Which would then leave five spare to spit out all the insecurities that have been bubbling under since my last ‘series’ of lessons (two) back in 1992 and my hopes for the coming months.
“Can we spend the next 45 minutes discussing the merits of a strong hybrid against a 4-wood?”
“Are my shafts a bit too ‘jumpy’ for me?”
“Chief or strong 3-wood?”
“The Eddie Pepperell swing drill, will that work for me? If not, why not?”
“What are the chances of getting my swing to closely resemble Robert Rock’s by March?”
“The Justin Rose exaggerated, slow-motion move from the top in his pre-shot routine, can we weave that in?”

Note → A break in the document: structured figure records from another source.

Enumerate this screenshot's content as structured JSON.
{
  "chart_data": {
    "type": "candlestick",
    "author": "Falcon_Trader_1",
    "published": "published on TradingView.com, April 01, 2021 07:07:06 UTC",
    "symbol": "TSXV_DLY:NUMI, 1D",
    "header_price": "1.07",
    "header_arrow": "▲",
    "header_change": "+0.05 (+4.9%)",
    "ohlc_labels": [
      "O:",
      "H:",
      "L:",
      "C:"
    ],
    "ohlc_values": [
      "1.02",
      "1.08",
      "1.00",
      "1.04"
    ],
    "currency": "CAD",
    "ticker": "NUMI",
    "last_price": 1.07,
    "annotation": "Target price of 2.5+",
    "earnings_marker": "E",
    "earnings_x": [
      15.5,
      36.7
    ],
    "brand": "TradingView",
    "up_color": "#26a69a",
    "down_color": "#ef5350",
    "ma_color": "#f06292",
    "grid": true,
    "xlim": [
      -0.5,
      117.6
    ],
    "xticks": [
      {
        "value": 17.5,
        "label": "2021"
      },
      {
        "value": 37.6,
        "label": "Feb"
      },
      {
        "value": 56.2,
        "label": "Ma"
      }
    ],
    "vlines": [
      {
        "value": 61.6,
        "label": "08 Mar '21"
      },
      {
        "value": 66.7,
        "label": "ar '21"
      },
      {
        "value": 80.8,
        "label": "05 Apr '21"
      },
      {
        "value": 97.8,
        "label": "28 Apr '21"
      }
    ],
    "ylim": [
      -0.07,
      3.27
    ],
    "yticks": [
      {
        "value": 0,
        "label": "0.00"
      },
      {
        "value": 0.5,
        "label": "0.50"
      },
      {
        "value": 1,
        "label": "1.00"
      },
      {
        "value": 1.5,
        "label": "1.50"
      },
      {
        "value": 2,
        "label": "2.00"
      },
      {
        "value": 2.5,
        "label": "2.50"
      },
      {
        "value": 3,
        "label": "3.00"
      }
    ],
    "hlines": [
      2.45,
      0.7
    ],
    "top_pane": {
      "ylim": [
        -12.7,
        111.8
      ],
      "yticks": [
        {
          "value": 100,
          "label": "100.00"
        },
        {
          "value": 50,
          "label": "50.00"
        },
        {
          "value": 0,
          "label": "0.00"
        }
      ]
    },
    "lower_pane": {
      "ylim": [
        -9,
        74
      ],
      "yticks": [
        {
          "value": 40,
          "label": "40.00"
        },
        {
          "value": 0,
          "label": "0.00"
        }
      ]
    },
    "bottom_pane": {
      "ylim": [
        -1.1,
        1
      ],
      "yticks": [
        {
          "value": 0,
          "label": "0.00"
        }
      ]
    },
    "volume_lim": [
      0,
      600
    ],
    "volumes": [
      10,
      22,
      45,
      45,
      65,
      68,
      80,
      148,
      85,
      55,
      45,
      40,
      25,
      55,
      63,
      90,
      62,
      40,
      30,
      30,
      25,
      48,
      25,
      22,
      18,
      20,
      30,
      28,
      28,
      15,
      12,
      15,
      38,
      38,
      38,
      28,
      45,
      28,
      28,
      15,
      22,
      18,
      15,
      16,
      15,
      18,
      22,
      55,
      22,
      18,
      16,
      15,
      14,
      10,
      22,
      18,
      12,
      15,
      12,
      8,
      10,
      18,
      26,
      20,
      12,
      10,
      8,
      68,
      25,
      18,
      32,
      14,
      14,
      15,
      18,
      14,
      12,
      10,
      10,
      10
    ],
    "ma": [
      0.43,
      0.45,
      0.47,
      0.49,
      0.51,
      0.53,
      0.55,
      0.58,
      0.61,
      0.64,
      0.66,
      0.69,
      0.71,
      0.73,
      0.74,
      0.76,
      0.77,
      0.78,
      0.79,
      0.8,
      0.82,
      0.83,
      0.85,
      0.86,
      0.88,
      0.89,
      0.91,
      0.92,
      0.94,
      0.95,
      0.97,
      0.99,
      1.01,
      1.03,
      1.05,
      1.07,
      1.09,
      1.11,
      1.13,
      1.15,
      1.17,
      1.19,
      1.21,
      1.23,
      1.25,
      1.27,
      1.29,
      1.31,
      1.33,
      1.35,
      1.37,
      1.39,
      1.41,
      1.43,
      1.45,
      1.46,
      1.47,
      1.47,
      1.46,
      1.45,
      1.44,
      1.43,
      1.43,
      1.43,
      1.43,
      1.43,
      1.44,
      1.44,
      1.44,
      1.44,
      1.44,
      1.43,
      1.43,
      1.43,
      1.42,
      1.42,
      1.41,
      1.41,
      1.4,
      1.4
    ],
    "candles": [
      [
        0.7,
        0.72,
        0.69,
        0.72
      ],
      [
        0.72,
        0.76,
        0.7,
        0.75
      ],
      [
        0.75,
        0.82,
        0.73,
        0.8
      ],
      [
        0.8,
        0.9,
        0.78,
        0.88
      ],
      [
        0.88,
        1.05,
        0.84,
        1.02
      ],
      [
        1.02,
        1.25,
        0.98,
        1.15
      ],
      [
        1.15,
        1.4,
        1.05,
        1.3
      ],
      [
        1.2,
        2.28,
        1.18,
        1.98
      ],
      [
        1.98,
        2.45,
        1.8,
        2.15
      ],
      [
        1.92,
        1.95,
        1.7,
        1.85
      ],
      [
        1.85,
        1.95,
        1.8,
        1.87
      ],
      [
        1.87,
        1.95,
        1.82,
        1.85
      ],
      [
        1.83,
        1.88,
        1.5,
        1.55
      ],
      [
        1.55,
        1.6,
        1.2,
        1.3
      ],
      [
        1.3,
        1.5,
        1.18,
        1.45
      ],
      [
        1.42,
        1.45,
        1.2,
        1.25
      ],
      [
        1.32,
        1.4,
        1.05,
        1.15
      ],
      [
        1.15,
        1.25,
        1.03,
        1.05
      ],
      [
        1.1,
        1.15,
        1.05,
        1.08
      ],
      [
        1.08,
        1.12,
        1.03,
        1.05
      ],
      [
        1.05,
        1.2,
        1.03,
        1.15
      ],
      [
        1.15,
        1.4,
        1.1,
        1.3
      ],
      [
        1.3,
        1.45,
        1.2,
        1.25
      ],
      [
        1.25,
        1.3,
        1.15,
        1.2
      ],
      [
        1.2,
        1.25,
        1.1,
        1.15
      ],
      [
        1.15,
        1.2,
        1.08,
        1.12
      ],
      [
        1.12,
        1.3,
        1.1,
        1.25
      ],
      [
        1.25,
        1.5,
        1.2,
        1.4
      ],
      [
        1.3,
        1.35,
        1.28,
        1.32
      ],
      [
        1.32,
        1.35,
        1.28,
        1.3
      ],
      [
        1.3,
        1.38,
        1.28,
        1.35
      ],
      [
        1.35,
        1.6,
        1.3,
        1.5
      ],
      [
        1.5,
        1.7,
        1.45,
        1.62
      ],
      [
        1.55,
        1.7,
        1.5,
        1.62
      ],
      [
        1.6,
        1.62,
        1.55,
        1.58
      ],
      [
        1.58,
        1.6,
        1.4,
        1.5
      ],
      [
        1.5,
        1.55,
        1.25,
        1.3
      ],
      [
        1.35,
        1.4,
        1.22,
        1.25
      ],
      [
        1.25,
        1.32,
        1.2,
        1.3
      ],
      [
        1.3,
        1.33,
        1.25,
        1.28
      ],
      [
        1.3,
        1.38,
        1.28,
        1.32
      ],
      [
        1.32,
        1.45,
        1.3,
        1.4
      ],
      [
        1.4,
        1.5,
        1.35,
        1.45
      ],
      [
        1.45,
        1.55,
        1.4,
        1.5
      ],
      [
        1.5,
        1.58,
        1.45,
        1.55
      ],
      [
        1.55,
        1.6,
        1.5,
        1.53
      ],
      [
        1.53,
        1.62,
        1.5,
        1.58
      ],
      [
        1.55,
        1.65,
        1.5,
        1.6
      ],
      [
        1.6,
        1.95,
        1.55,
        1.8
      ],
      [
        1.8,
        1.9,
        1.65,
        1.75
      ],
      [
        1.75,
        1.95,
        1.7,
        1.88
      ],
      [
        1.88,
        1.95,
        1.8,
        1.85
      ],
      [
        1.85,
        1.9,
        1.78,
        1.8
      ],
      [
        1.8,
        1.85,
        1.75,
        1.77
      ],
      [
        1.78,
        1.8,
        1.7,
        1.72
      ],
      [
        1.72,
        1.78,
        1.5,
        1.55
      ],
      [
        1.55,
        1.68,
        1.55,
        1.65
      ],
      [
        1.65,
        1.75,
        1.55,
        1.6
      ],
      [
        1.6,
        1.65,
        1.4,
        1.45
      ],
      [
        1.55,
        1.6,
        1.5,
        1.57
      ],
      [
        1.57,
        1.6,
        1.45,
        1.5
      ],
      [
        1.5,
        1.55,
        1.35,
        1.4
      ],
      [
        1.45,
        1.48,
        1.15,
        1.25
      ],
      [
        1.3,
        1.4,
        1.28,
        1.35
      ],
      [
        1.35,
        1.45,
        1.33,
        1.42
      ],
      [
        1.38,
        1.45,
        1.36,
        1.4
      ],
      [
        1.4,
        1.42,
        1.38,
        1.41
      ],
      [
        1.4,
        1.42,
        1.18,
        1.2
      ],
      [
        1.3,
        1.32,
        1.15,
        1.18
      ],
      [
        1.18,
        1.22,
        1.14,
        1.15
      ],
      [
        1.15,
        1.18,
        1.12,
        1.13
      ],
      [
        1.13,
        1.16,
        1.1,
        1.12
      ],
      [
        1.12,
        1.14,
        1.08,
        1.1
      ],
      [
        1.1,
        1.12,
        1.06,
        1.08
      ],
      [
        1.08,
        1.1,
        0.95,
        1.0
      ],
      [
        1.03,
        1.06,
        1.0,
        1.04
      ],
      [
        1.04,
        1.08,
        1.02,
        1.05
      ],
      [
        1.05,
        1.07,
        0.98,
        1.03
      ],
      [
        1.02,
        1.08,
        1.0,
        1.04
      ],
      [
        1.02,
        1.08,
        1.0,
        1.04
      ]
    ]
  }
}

“Can I be a bit more Cameron Champ-like?”
“Could you make me look as casual as Marc Leishman?”
“Do you teach any easy-to-learn ‘quiet mind’ techniques?”
“I’d like to chip like Jason Day, can you make that happen?”
“Chiropractor or orthopaedic surgeon?”
“Do you think I’ve lost any weight?”
This might seem to be asking quite a lot from my local PGA pro. When he was going through his training he might not have prepared for this type of mental onslaught, even Bob Rotella might throw himself in front of the adjacent bay when I get into full babble swing but it would make those winter lunchtimes fly by.
At the end of which I’d like to achieve the following, in no particular order: Hit more fades with my irons, feel freer in my swing and, most importantly, have a new best friend.